Demirtaş’ın bu yanıtı ve bazı pek çok çıkışı, Türkiye siyasi tarihinde çok da aşina olmadığımız eğlenceli tavırlardı. Üstelik henüz Mayıs ayıydı, 7 Haziran 2015 seçimlerine dair herkesin umudu ve heyecanı vardı. Henüz bombalar patlamamış, kentler yerle bir edilmemişti.

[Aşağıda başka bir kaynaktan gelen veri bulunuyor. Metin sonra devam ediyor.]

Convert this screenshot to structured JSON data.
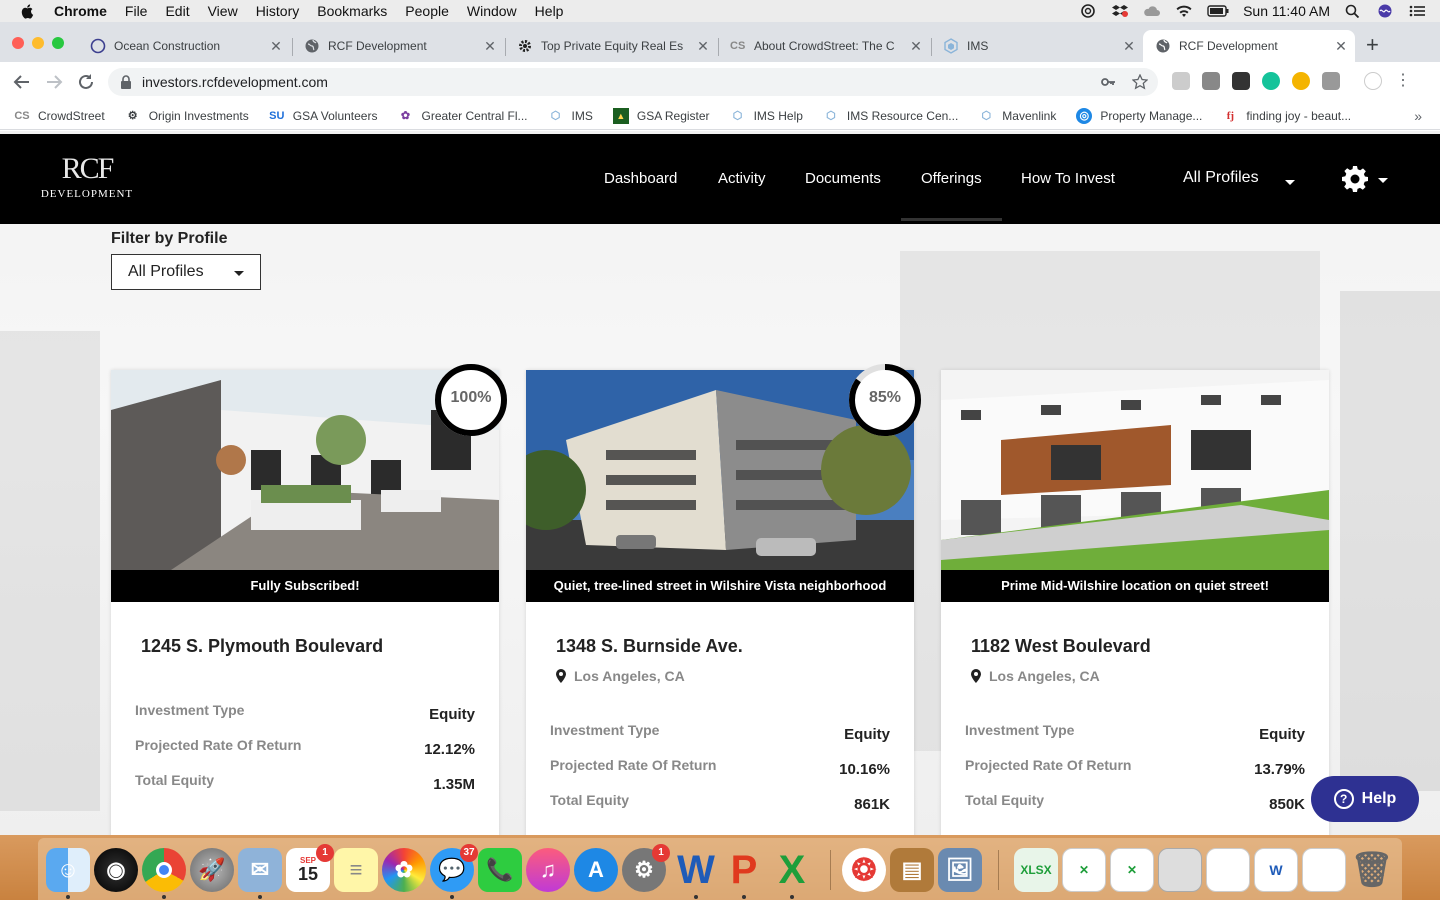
{
  "menubar": {
    "app": "Chrome",
    "items": [
      "File",
      "Edit",
      "View",
      "History",
      "Bookmarks",
      "People",
      "Window",
      "Help"
    ],
    "clock": "Sun 11:40 AM"
  },
  "tabs": [
    {
      "label": "Ocean Construction",
      "icon": "circle-icon"
    },
    {
      "label": "RCF Development",
      "icon": "globe-icon"
    },
    {
      "label": "Top Private Equity Real Es",
      "icon": "gear-icon"
    },
    {
      "label": "About CrowdStreet: The C",
      "icon": "cs-icon"
    },
    {
      "label": "IMS",
      "icon": "ims-icon"
    },
    {
      "label": "RCF Development",
      "icon": "globe-icon",
      "active": true
    }
  ],
  "address": {
    "url": "investors.rcfdevelopment.com"
  },
  "bookmarks": [
    {
      "label": "CrowdStreet",
      "icon": "CS"
    },
    {
      "label": "Origin Investments",
      "icon": "gear"
    },
    {
      "label": "GSA Volunteers",
      "icon": "SU"
    },
    {
      "label": "Greater Central Fl...",
      "icon": "flower"
    },
    {
      "label": "IMS",
      "icon": "ims"
    },
    {
      "label": "GSA Register",
      "icon": "gsa"
    },
    {
      "label": "IMS Help",
      "icon": "ims"
    },
    {
      "label": "IMS Resource Cen...",
      "icon": "ims"
    },
    {
      "label": "Mavenlink",
      "icon": "ims"
    },
    {
      "label": "Property Manage...",
      "icon": "compass"
    },
    {
      "label": "finding joy - beaut...",
      "icon": "fj"
    }
  ],
  "site": {
    "logo": {
      "mark": "RCF",
      "sub": "DEVELOPMENT"
    },
    "nav": [
      "Dashboard",
      "Activity",
      "Documents",
      "Offerings",
      "How To Invest"
    ],
    "profiles": "All Profiles"
  },
  "filter": {
    "label": "Filter by Profile",
    "value": "All Profiles"
  },
  "offerings": [
    {
      "caption": "Fully Subscribed!",
      "title": "1245 S. Plymouth Boulevard",
      "location": "",
      "progress": 1.0,
      "progress_label": "100%",
      "rows": [
        {
          "label": "Investment Type",
          "value": "Equity"
        },
        {
          "label": "Projected Rate Of Return",
          "value": "12.12%"
        },
        {
          "label": "Total Equity",
          "value": "1.35M"
        }
      ]
    },
    {
      "caption": "Quiet, tree-lined street in Wilshire Vista neighborhood",
      "title": "1348 S. Burnside Ave.",
      "location": "Los Angeles, CA",
      "progress": 0.85,
      "progress_label": "85%",
      "rows": [
        {
          "label": "Investment Type",
          "value": "Equity"
        },
        {
          "label": "Projected Rate Of Return",
          "value": "10.16%"
        },
        {
          "label": "Total Equity",
          "value": "861K"
        }
      ]
    },
    {
      "caption": "Prime Mid-Wilshire location on quiet street!",
      "title": "1182 West Boulevard",
      "location": "Los Angeles, CA",
      "progress": null,
      "rows": [
        {
          "label": "Investment Type",
          "value": "Equity"
        },
        {
          "label": "Projected Rate Of Return",
          "value": "13.79%"
        },
        {
          "label": "Total Equity",
          "value": "850K"
        }
      ]
    }
  ],
  "help": {
    "label": "Help"
  },
  "dock": {
    "calendar_month": "SEP",
    "calendar_day": "15",
    "badges": {
      "calendar": "1",
      "messages": "37",
      "system_prefs": "1"
    }
  }
}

Türkiye halklarının 7 Haziran 2015 seçimindeki zaferinden sonra yaşadıkları hepimizin malumu. Döneme ve seçimlere, bazen partisi HDP’nin de önüne geçerek, damgasını vuran en önemli isimlerden biri olan Selahattin Demirtaş ise beş yıldır tutsak. Ama hem yazarak hem çizerek hem de söyleyerek üretmeye devam ediyor Demirtaş.
Bir edebiyatçı olmamasına rağmen, öykü yazarak edebiyat camiasında kendini göstermesi bu üretimlerin bir sonucu. Kitaplarının edebi niteliği hakkında bir şey söylemek güç, keza çok da gerekli değil; ancak iyi bir gözlemci ve iyi bir mizah yazarı olduğunu söylemek mümkün. Bu minvalde kaleme aldığı öykülerden biri “Ah, Asuman!” Demirtaş’ın Dipnot Yayınları tarafından yayımlanan “Seher” isimli kitabında yer alıyor. “Katledilen ve şiddet mağduru tüm kadınlara” ithafıyla başlayan kitap yayımlandığı ilk on gün içerisinde 70 bin baskı yapmıştı.
Bir troll’lük başarısı
“Ah, Asuman!” öyküsü şimdiyse sinemaya uyarlandı. Kısa filmin yönetmenliğini belgeselleriyle tanıdığımız Ümit Kıvanç, senaristliğini gazeteci-yazar ve senarist Gaye Boralıoğlu, yapımcılığını ise Çiğdem Mater üstlendi. 2019’da yapılan 56. Antalya Altın Portakal Film Festivali’nin Ulusal Kısa Metraj Film Yarışması’nda ilk kez seyirci karşısına çıkan filmin çevrimiçi galası, 1 Eylül Dünya Barış Günü’nde Altyazı’nın YouTube kanalında yapıldı.
Bir uzun yol otobüs şoförü olan Fahri’yi Vavien (2009), Çoğunluk (2010) ve Bir Başkadır (2020) gibi yapımlardan tanıdığımız başarılı oyuncu Settar Tanrıöğen; genç ve acemi avukat Ahmet’i ise 24. Altın Koza Film Festivali’nde Umut Vaat Eden Genç Erkek Oyuncu ödülünü Hayat Van Eck’le paylaşan Halil Babür oynuyor. 15 dakikalık kısa film, bir yolculuk ve bir troll’lük filmi.
Hepimizin aşina olduğu gibi kamyon ve tırların arkasında ya da yanlarında bulunan kadın fotoğraflarından/resimlerinden yola çıkarak yaratılan “Asuman” karakteri, hikâyenin ortaya çıkış nedeni. Fahri’nin Asuman’a duyduğu derin aşkla başlayan hikâye; Fahri için hazin, Ahmet için daha hazin, bizim için ise eğlenceli bir şekilde sonlanıyor. Film sona erdiğinde yüzünüzde oluşan tebessüm, Demirtaş’ın mizahi yeteneğini hatırladığınızda acı bir tebessüme dönüşüyor.